Quem usa aparelhos auditivos sabe que o item de primeira necessidade nesse relacionamento com eles são as pilhas! Sem elas, os aparelhos não funcionam. Durante os muitos anos em que usei aparelhos, acabei criando a estratégia de espalhar cartelas de pilhas pelos mais diferentes locais: na bolsa, na carteira, nos bolsos dos casacos, no porta-luvas do carro, na mochila da academia, na mesinha de cabeceira, na gaveta do banheiro…

Embora hoje em dia já existam aparelhos que funcionam com baterias recarregáveis, como consumidora não me sinto convencida sobre esse tipo de produto. Não gosto da sensação de ser 100% dependente de uma tomada, de não poder abrir um compartimento de pilhas e trocá-las sem me preocupar a hora que for e nem de ser obrigada a pôr aparelhos para carregar a noite toda caso contrário eles não funcionarão no outro dia – e quem precisa dormir de aparelho, como faz?

Pilhas são sinônimo de praticidade e de cabeça descansada. Hoje, uso implante coclear. Quando viajo, nem me passa pela cabeça levar comigo toda a parafernália de carregador de baterias, fios, baterias, etc. Simplesmente ponho o compartimento de pilhas e esqueço do assunto, tomando apenas o cuidado de levar comigo muitas cartelas de pilhas na bolsa!

E quando acaba?

Quando minha avó veio ao Rio de Janeiro para conhecer o bisneto, num sábado à tardinha me olhou com uma cara de apavorada e disse: “Ai não!
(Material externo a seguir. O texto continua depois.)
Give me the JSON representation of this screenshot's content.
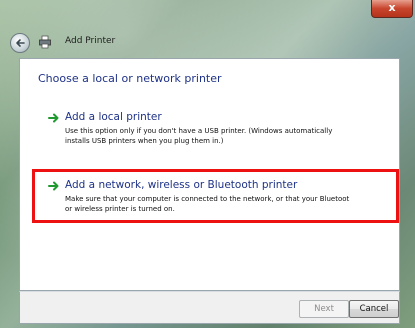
{
  "window": {
    "title": "Add Printer",
    "close_label": "x"
  },
  "main": {
    "heading": "Choose a local or network printer",
    "options": [
      {
        "title": "Add a local printer",
        "description_lines": [
          "Use this option only if you don't have a USB printer. (Windows automatically",
          "installs USB printers when you plug them in.)"
        ]
      },
      {
        "title": "Add a network, wireless or Bluetooth printer",
        "description_lines": [
          "Make sure that your computer is connected to the network, or that your Bluetoot",
          "or wireless printer is turned on."
        ]
      }
    ]
  },
  "footer": {
    "next_label": "Next",
    "cancel_label": "Cancel"
  },
  "colors": {
    "heading_blue": "#1e3287",
    "arrow_green": "#1f9a2e",
    "highlight_red": "#ee1111"
  },
  "icons": {
    "back": "back-arrow-icon",
    "title": "printer-icon",
    "option": "green-arrow-icon"
  },
  "state": {
    "next_enabled": false
  }
}
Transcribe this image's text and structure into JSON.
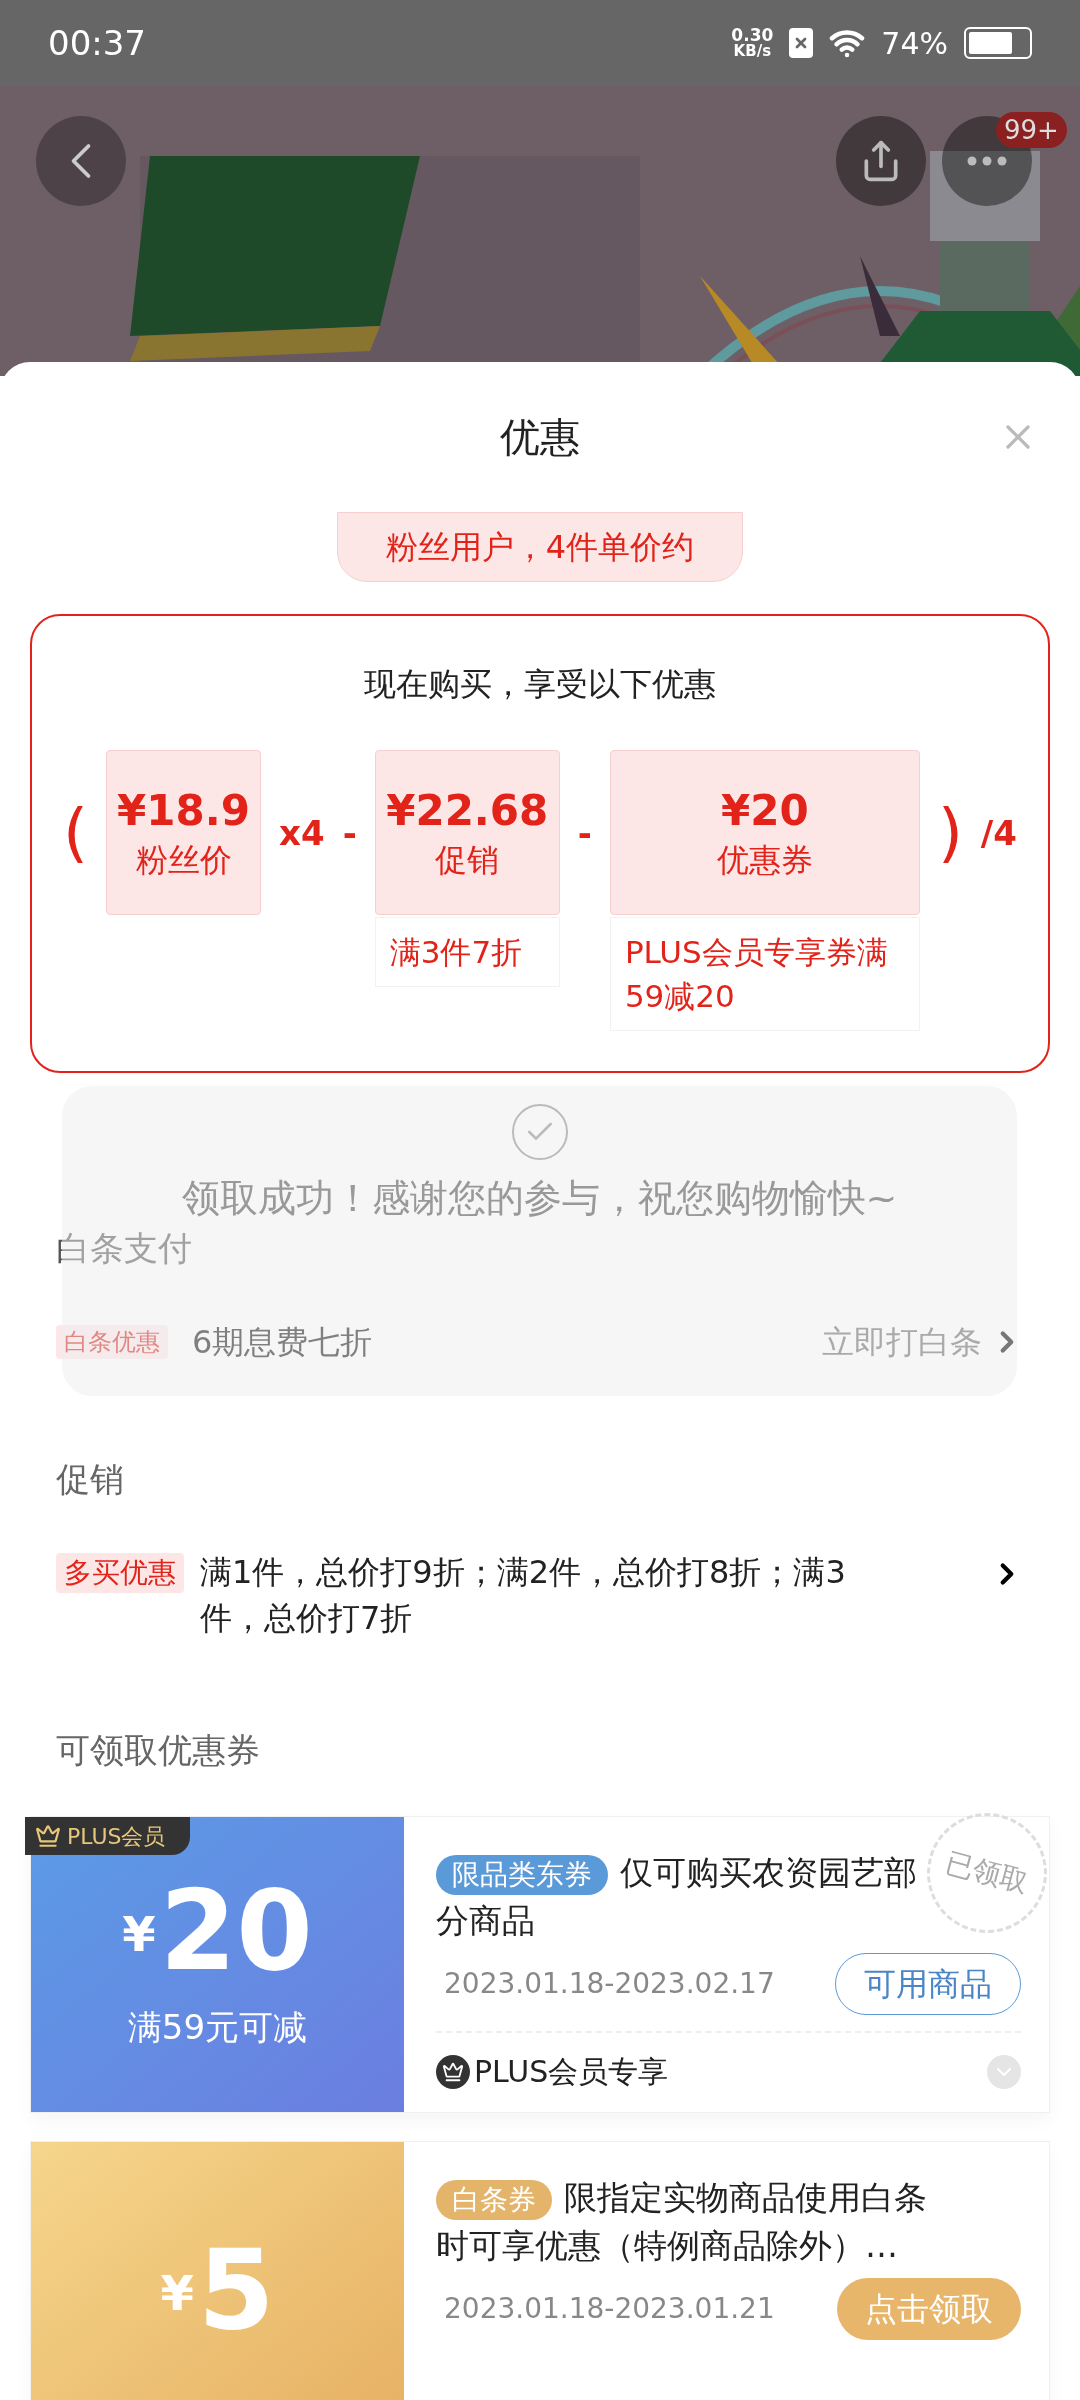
{
  "status_bar": {
    "time": "00:37",
    "net_speed": "0.30",
    "net_unit": "KB/s",
    "battery": "74%"
  },
  "header": {
    "more_badge": "99+"
  },
  "sheet": {
    "title": "优惠"
  },
  "price_tip": "粉丝用户，4件单价约",
  "breakdown": {
    "heading": "现在购买，享受以下优惠",
    "formula": [
      {
        "kind": "paren",
        "text": "("
      },
      {
        "kind": "term",
        "amount": "¥18.9",
        "label": "粉丝价"
      },
      {
        "kind": "op",
        "text": "x4"
      },
      {
        "kind": "op",
        "text": "-"
      },
      {
        "kind": "term",
        "amount": "¥22.68",
        "label": "促销",
        "note": "满3件7折"
      },
      {
        "kind": "op",
        "text": "-"
      },
      {
        "kind": "term",
        "amount": "¥20",
        "label": "优惠券",
        "note": "PLUS会员专享券满59减20",
        "wide": true
      },
      {
        "kind": "paren",
        "text": ")"
      },
      {
        "kind": "op",
        "text": "/4"
      }
    ]
  },
  "baitiao": {
    "title": "白条支付",
    "tag": "白条优惠",
    "text": "6期息费七折",
    "action": "立即打白条"
  },
  "promotion": {
    "title": "促销",
    "tag": "多买优惠",
    "text": "满1件，总价打9折；满2件，总价打8折；满3件，总价打7折"
  },
  "coupons_title": "可领取优惠券",
  "coupons": [
    {
      "kind": "plus",
      "member_badge": "PLUS会员",
      "currency": "¥",
      "amount": "20",
      "condition": "满59元可减",
      "tag": "限品类东券",
      "desc": "仅可购买农资园艺部分商品",
      "dates": "2023.01.18-2023.02.17",
      "button": "可用商品",
      "footer": "PLUS会员专享",
      "stamp": "已领取"
    },
    {
      "kind": "baitiao",
      "currency": "¥",
      "amount": "5",
      "tag": "白条券",
      "desc": "限指定实物商品使用白条时可享优惠（特例商品除外）…",
      "dates": "2023.01.18-2023.01.21",
      "button": "点击领取"
    }
  ],
  "toast": "领取成功！感谢您的参与，祝您购物愉快~"
}
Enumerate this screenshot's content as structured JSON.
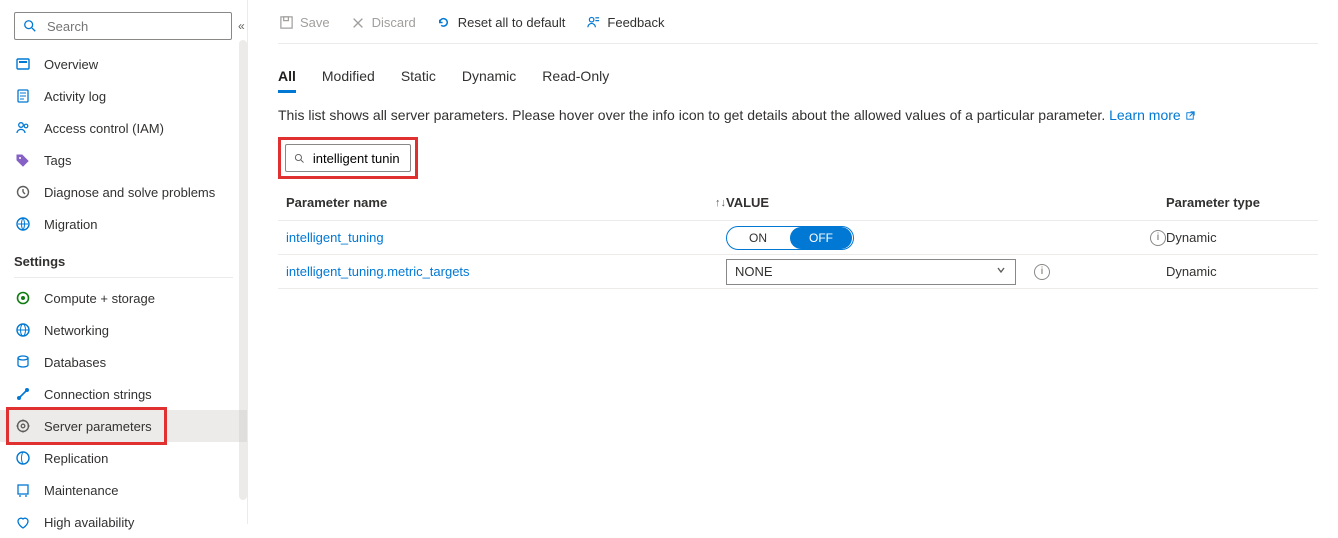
{
  "sidebar": {
    "search_placeholder": "Search",
    "items_top": [
      {
        "icon": "overview",
        "label": "Overview"
      },
      {
        "icon": "activity",
        "label": "Activity log"
      },
      {
        "icon": "iam",
        "label": "Access control (IAM)"
      },
      {
        "icon": "tags",
        "label": "Tags"
      },
      {
        "icon": "diagnose",
        "label": "Diagnose and solve problems"
      },
      {
        "icon": "migration",
        "label": "Migration"
      }
    ],
    "settings_header": "Settings",
    "items_settings": [
      {
        "icon": "compute",
        "label": "Compute + storage"
      },
      {
        "icon": "network",
        "label": "Networking"
      },
      {
        "icon": "databases",
        "label": "Databases"
      },
      {
        "icon": "conn",
        "label": "Connection strings"
      },
      {
        "icon": "params",
        "label": "Server parameters",
        "active": true,
        "highlight": true
      },
      {
        "icon": "repl",
        "label": "Replication"
      },
      {
        "icon": "maint",
        "label": "Maintenance"
      },
      {
        "icon": "ha",
        "label": "High availability"
      }
    ]
  },
  "toolbar": {
    "save": "Save",
    "discard": "Discard",
    "reset": "Reset all to default",
    "feedback": "Feedback"
  },
  "tabs": [
    "All",
    "Modified",
    "Static",
    "Dynamic",
    "Read-Only"
  ],
  "active_tab": "All",
  "description": "This list shows all server parameters. Please hover over the info icon to get details about the allowed values of a particular parameter.",
  "learn_more": "Learn more",
  "filter_value": "intelligent tuning",
  "columns": {
    "name": "Parameter name",
    "value": "VALUE",
    "type": "Parameter type"
  },
  "rows": [
    {
      "name": "intelligent_tuning",
      "value_type": "toggle",
      "on": "ON",
      "off": "OFF",
      "type": "Dynamic"
    },
    {
      "name": "intelligent_tuning.metric_targets",
      "value_type": "select",
      "value": "NONE",
      "type": "Dynamic"
    }
  ]
}
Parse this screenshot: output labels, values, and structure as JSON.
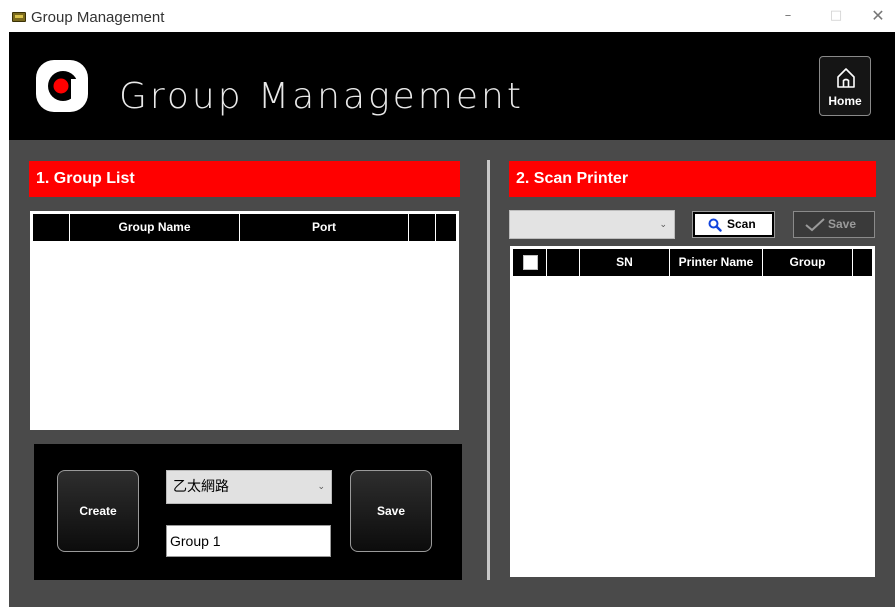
{
  "window": {
    "title": "Group Management",
    "minimize": "–",
    "maximize": "□",
    "close": "✕"
  },
  "header": {
    "brand": "Group Management",
    "home_label": "Home"
  },
  "group_list": {
    "title": "1. Group List",
    "columns": [
      "",
      "Group Name",
      "Port",
      "",
      ""
    ],
    "rows": []
  },
  "create_panel": {
    "create_label": "Create",
    "port_select_value": "乙太網路",
    "group_name_value": "Group 1",
    "save_label": "Save"
  },
  "scan_printer": {
    "title": "2. Scan Printer",
    "select_value": "",
    "scan_label": "Scan",
    "save_label": "Save",
    "columns": [
      "",
      "",
      "SN",
      "Printer Name",
      "Group",
      ""
    ],
    "rows": []
  },
  "colors": {
    "accent": "#ff0000",
    "banner": "#000000",
    "panel_bg": "#4a4a4a"
  }
}
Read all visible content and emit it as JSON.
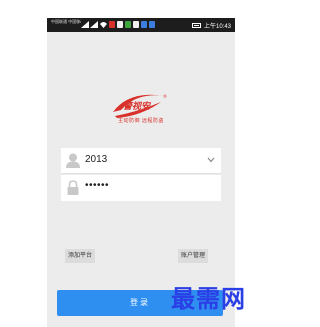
{
  "status_bar": {
    "carrier_line1": "中国联通 中国移动",
    "carrier_line2": "",
    "time": "上午10:43"
  },
  "brand": {
    "name": "警视安",
    "registered": "®",
    "slogan": "主动防御 远程防盗"
  },
  "login_form": {
    "username": "2013",
    "password_mask": "••••••"
  },
  "buttons": {
    "add_platform": "添加平台",
    "account_manage": "账户管理",
    "login": "登录"
  },
  "watermark": "最需网",
  "colors": {
    "brand_red": "#d8312b",
    "login_blue": "#2f8ff0",
    "watermark_blue": "#2a40e6",
    "background": "#ececec"
  },
  "icons": {
    "user": "user-icon",
    "lock": "lock-icon",
    "dropdown": "chevron-down-icon"
  }
}
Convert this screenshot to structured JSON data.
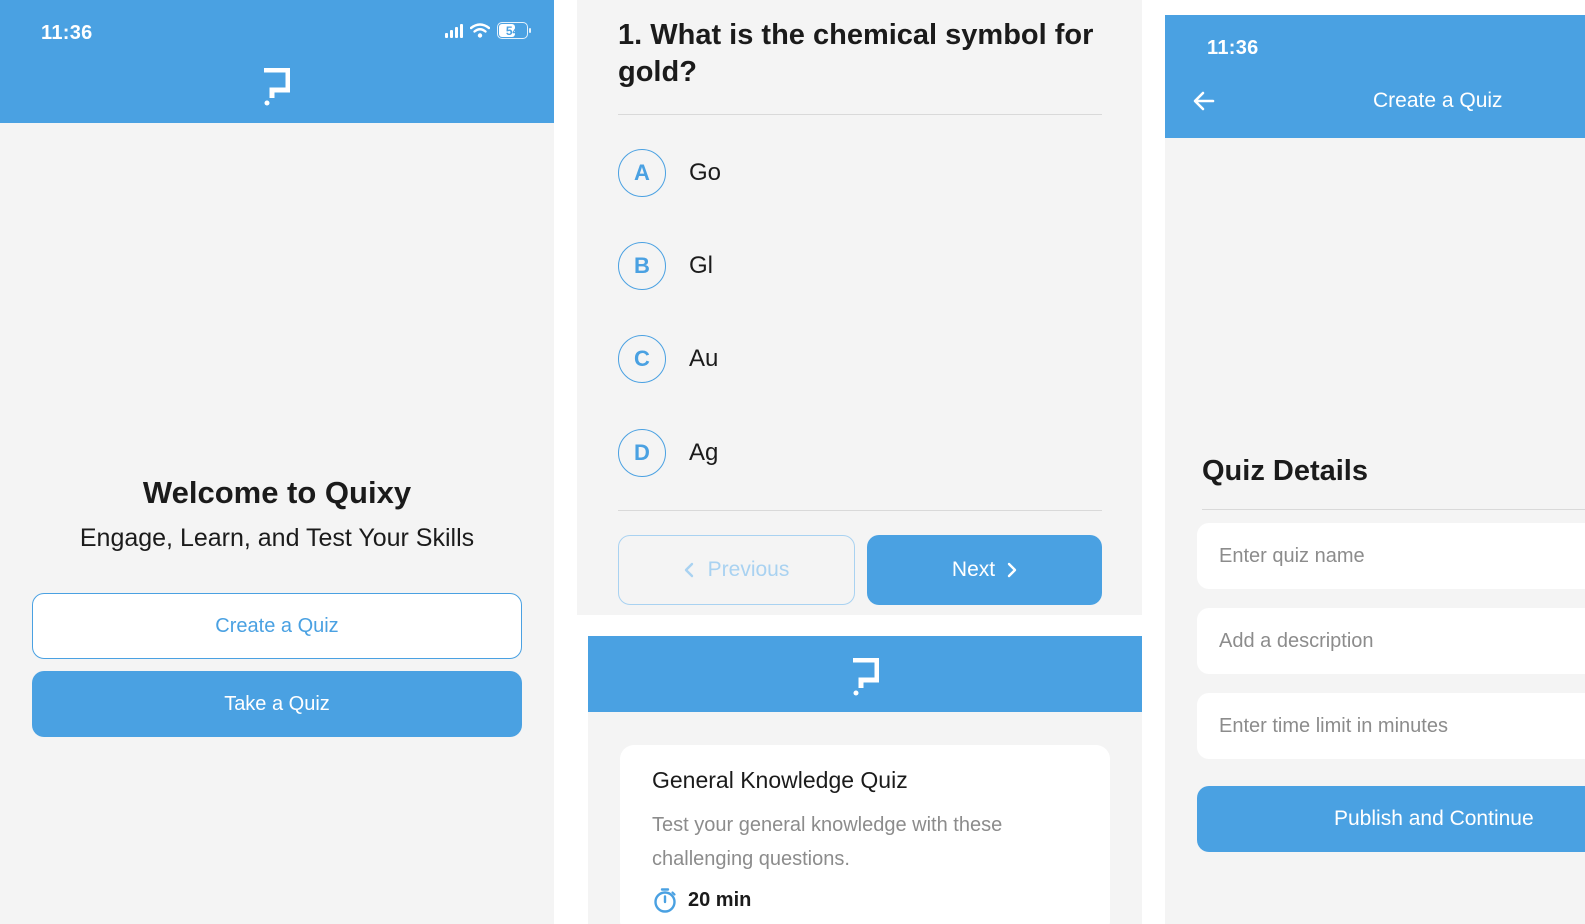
{
  "welcome_screen": {
    "status_time": "11:36",
    "battery": "54",
    "title": "Welcome to Quixy",
    "subtitle": "Engage, Learn, and Test Your Skills",
    "create_button": "Create a Quiz",
    "take_button": "Take a Quiz"
  },
  "question_screen": {
    "question": "1. What is the chemical symbol for gold?",
    "options": [
      {
        "letter": "A",
        "text": "Go"
      },
      {
        "letter": "B",
        "text": "Gl"
      },
      {
        "letter": "C",
        "text": "Au"
      },
      {
        "letter": "D",
        "text": "Ag"
      }
    ],
    "previous_label": "Previous",
    "next_label": "Next"
  },
  "quiz_list_screen": {
    "quiz": {
      "name": "General Knowledge Quiz",
      "description": "Test your general knowledge with these challenging questions.",
      "time_limit": "20 min"
    }
  },
  "create_screen": {
    "status_time": "11:36",
    "title": "Create a Quiz",
    "section_title": "Quiz Details",
    "fields": {
      "name_placeholder": "Enter quiz name",
      "description_placeholder": "Add a description",
      "time_placeholder": "Enter time limit in minutes"
    },
    "publish_label": "Publish and Continue"
  },
  "colors": {
    "primary": "#4aa1e2",
    "background": "#f4f4f4",
    "text": "#1b1b1b",
    "muted": "#8c8c8c"
  }
}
Esqueci de trazer mais pilhas e já ouvi o ‘pipipi’ de aviso do meu aparelho que a minha vai acabar!”. Acostumada que sou a resolver os problemas de todo mundo no que diz respeito a AASI’s e IC’s, fiquei com as calças na mão. Encontrar pilha para aparelho auditivo numa cidade grande ou pequena num sábado à noite em algum local de fácil acesso? Chama o Tom Cruise, porque é missão impossível…

Quando meu sogro veio ao Rio conhecer o neto, assim que ele chegou lá em casa a pilha do seu aparelho auditivo acabou, e ele também esqueceu de trazer extras. Isso foi num domingo pela manhã, e na hora só conseguia pensar: “Onde é que eu encontraria pilhas auditivas em pleno domingo? Sem chance…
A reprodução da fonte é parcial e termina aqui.